The author happy to have fooled one. Carp will always make mistakes. How often depends a lot on their individual foraging behaviour, their personality and their rearing background

So are carp intelligent? Are they clever? Yes, absolutely. But it is an intelligence of their own, expressed in an environment appropriate to them. To try and judge carp intelligence by our standards is silly. Carp clearly learn and adapt their response depending on the environment they are in (murky ponds versus clear laboratory tank) and the availability of alternative food drives the risks that they take with our hookbaits. They can clearly work out solutions to the problems we pose them and if they are not always successful, well, neither are we. In fact, that early comment about carp being the freshwater fox is not far from the mark. They are both extremely adaptable. They are both adept at exploiting different food supplies, are inquisitive, have excellent memories, know their way around their environment and can map and remember routes to food and areas of risk to be avoided. And they are both difficult to trap. Any of those traits indicate that the animal is adaptable and intelligent in its own world.
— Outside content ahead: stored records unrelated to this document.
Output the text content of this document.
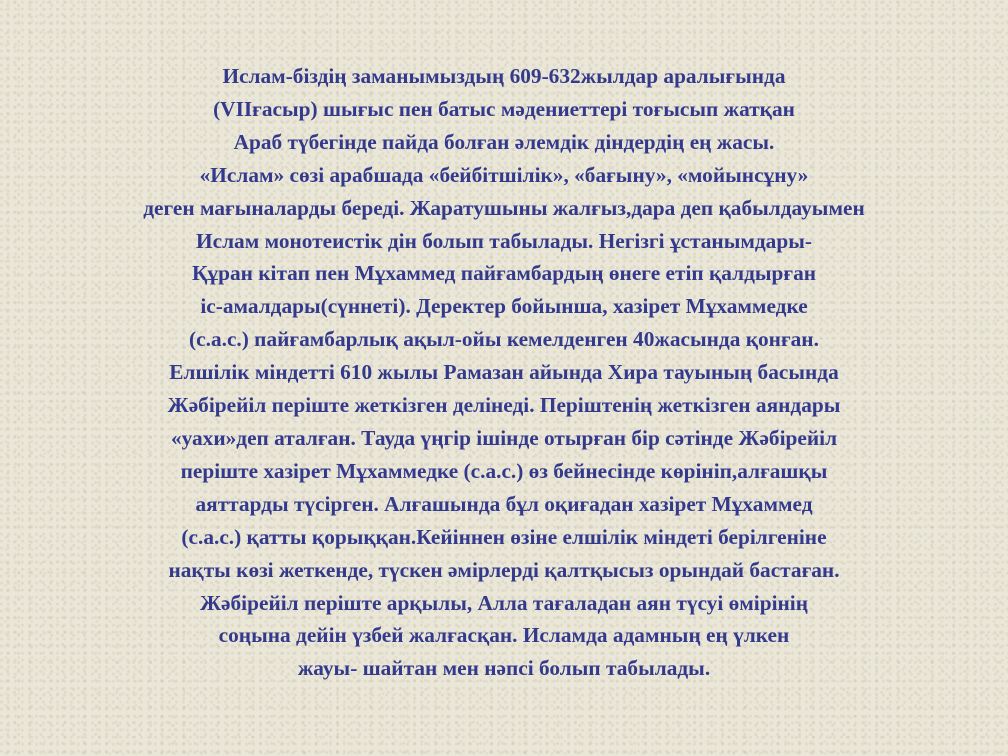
Ислам-біздің заманымыздың 609-632жылдар аралығында
(VIIғасыр) шығыс пен батыс мәдениеттері тоғысып жатқан
Араб түбегінде пайда болған әлемдік діндердің ең жасы.
«Ислам» сөзі арабшада «бейбітшілік», «бағыну», «мойынсұну»
деген мағыналарды береді. Жаратушыны жалғыз,дара деп қабылдауымен
Ислам монотеистік дін болып табылады. Негізгі ұстанымдары-
Құран кітап пен Мұхаммед пайғамбардың өнеге етіп қалдырған
іс-амалдары(сүннеті). Деректер бойынша, хазірет Мұхаммедке
(с.а.с.) пайғамбарлық ақыл-ойы кемелденген 40жасында қонған.
Елшілік міндетті 610 жылы Рамазан айында Хира тауының басында
Жәбірейіл періште жеткізген делінеді. Періштенің жеткізген аяндары
«уахи»деп аталған. Тауда үңгір ішінде отырған бір сәтінде Жәбірейіл
періште хазірет Мұхаммедке (с.а.с.) өз бейнесінде көрініп,алғашқы
аяттарды түсірген. Алғашында бұл оқиғадан хазірет Мұхаммед
(с.а.с.) қатты қорыққан.Кейіннен өзіне елшілік міндеті берілгеніне
нақты көзі жеткенде, түскен әмірлерді қалтқысыз орындай бастаған.
Жәбірейіл періште арқылы, Алла тағаладан аян түсуі өмірінің
соңына дейін үзбей жалғасқан. Исламда адамның ең үлкен
жауы- шайтан мен нәпсі болып табылады.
But they still make mistakes. In fact they seem to make odd mistakes. Why do those carp in the laboratory tank persist in testing the bait when they’ve learnt an unpleasant experience might follow? Why don’t they just eat the pellets and not the corn? They weren’t starved after all. Part of the answer here lies in the differences inherent between individual fish, the variation that exists between how bold or shy they are. Part of the answer has to do with where they come from, what strain they are and how they were reared. And part of the answer lies in the way carp feed. We’ll have a look at foraging behaviour and the personalities of carp in the next couple of articles.